Suivant procès-verbal de constat de commissaire de justice du 09 janvier 2023, la COMMUNE D'[Localité 3] a fait constater qu'au niveau du coffret d'alimentation en eau potable situé au droit de l'habitation de la SCI DU BARETOUS, seules cinq arrivées d'eau sont reliées à un compteur individuel, la sixième étant branchée directement sur l'arrivée d'eau générale de la commune, malgré l'attribution d'un compteur individuel, non mis en service.
Par courrier recommandé avec accusé de réception du 06 février 2023, la COMMUNE D'[Localité 3] a mis en demeure la SCI DU BARETOUS d'avoir à mettre en conformité le raccordement en eau potable de sa propriété.
Par acte du 22 décembre 2023, la COMMUNE D'[Localité 3] a fait assigner la SCI DU BARETOUS devant le juge des référés du tribunal judiciaire de Pau aux fins notamment de la voir condamner à cesser le branchement irrégulier raccordant sa propriété directement sur le réseaux public d'eau potable, sous astreinte.

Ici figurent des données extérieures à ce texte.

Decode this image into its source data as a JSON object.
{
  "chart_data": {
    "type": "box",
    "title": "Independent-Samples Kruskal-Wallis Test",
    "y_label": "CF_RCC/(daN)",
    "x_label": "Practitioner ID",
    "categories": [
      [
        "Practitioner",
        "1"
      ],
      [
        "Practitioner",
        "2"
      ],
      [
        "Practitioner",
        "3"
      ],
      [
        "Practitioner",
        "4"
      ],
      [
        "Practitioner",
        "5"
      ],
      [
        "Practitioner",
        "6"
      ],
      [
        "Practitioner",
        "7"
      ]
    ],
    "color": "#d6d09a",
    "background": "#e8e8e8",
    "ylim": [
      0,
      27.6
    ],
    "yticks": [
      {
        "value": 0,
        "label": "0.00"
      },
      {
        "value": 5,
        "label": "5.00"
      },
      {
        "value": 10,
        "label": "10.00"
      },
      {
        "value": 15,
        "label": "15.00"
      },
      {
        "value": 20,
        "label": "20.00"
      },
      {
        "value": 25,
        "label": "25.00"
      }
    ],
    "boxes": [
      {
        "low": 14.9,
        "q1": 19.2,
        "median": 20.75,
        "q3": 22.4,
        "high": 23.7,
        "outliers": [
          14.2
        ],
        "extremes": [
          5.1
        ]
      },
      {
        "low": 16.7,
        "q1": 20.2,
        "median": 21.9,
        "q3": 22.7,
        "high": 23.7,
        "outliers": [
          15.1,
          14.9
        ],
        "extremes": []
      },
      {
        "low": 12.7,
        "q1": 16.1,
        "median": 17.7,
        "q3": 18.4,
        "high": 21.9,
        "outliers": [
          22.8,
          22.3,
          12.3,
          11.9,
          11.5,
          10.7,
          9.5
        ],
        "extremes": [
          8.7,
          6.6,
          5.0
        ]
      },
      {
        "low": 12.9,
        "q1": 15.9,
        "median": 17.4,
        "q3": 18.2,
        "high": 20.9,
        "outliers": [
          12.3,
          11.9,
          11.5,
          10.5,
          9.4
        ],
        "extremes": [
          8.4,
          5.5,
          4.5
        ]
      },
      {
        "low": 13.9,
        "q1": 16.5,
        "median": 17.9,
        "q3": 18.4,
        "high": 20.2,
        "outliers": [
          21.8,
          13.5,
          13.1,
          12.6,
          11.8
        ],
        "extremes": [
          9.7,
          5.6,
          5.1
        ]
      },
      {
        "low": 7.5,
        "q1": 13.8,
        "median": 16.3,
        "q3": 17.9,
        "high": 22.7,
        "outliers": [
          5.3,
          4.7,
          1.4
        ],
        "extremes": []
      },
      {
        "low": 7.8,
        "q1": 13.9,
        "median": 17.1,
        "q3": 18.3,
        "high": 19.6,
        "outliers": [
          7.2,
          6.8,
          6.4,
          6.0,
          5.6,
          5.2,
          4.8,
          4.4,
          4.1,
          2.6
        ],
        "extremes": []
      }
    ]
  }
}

Par ordonnance contradictoire du 10 avril 2024 (RG n°24/00001), le juge des référés a :
- condamné la SCI DU BARETOUS à cesser le branchement irrégulier raccordant la maison située [Adresse 2] à [Localité 3] directement sur le réseau public d'eau potable, et ce sous astreinte de 100 € par jour de retard, un mois après la signification de la présente décision,
- réservé la liquidation de l'astreinte,
- condamné la SCI DU BARETOUS à verser à la COMMUNE D'[Localité 3] la somme de 1 000 € sur le fondement de l'article 700 du code de procédure civile,
- condamné la SCI DU BARETOUS aux dépens,
- rejeté toutes demandes plus amples et contraires.
Pour motiver sa décision, le juge a retenu :
- que les rapports entre les services publics de l'eau et d'assainissement, service public industriel et commercial, et ses usagers relèvent de la compétence des juridictions de l'ordre judiciaire, de sorte que le juge des référés du tribunal judiciaire est compétent,
- que le trouble manifestement illicite est caractérisé par le branchement d'eau irrégulier de la SCI DU BARETOUS sur le réseau de la commune, rendant impossible de réguler la consommation, ou de la contrôler pour des raisons de sécurité,
- que la question de la gratuité de la fourniture d'eau potable à la SCI DU BARETOUS relève d'un débat devant le juge du fond.
La SCI DU BARETOUS a relevé appel par déclaration du 14 mai 2024 (RG n°24/01396), critiquant l'ordonnance en toutes ses dispositions.
Suivant avis de fixation adressé par le greffe de la cour, l'affaire a été fixée selon les modalités prévues aux articles 905 et suivants du code de procédure civile.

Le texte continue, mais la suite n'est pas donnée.